= Neutrophil to lymphocyte ratio =

Prognostic marker

The neutrophil to lymphocyte ratio (NLR) reflects systemic inflammation, which plays an important role in the process of treating ischemic strokes.

In medicine neutrophil to lymphocyte ratio (NLR) is used to show there is inflammation in the body. It is calculated by dividing the number of neutrophils by number of lymphocytes, usually from peripheral blood sample, but sometimes also from cells that infiltrate tissue, such as tumor. Recently Lymphocyte Monocyte ratio (LMR) has also been studied as a marker of inflammation including tuberculosis and various cancers.

== Uses ==
===Prognostic biomarker in acute ischemic stroke (AIS)===

The NLR is associated with stroke severity, unfavorable functional outcomes and mortality in AIS.

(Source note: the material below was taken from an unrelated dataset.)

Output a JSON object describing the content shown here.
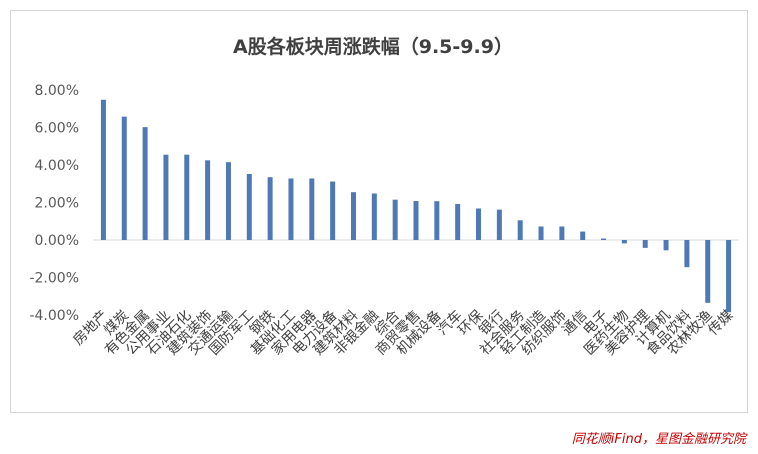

=== Prognosis of cardiovascular diseases===

Higher NLR contributes to predicting mortality rates (prognostic marker) in patients undergoing certain medical procedures, such as angiography or cardiac revascularization.

===Prognostic marker in cancer===

Increased NLR is associated with poor prognosis of various cancers, such as esophageal, liver, ovarian, pancreatic, prostate and stomach cancer.

===Prognostic marker in COVID-19===

NLR can be used as a prognostic marker for COVID-19 given the significant difference of NLR between those died and recovered from COVID-19.

==Reference values==
A 2017 study found that the normal NLR range for healthy adults is between 0.78 and 3.53.

==History==
Neutrophil to Lymphocyte ratio was first demonstrated as useful parameter after a correlation of a relationship between the neutrophil lymphocyte ratio to reactions of the immune response was noted. A study in 2001 was conducted by the Department of Anaesthesiology and Intensive Care Medicine, St. Elizabeth Cancer Institute in Bratislava by Zahorec which suggested the routine use of the ratio as a stress factor in clinical ICU practice in intervals of 6-12 and 24 hours.

The first study to demonstrate that pre-therapeutic NLR can be used as a predictor of chemotherapy sensitivity to thoracic esophageal cancer was demonstrated by Hiroshi Sato, Yasuhiro Tsubosa, and Tatsuyuki Kawano in a 2012 study published in the World Journal of Surgery.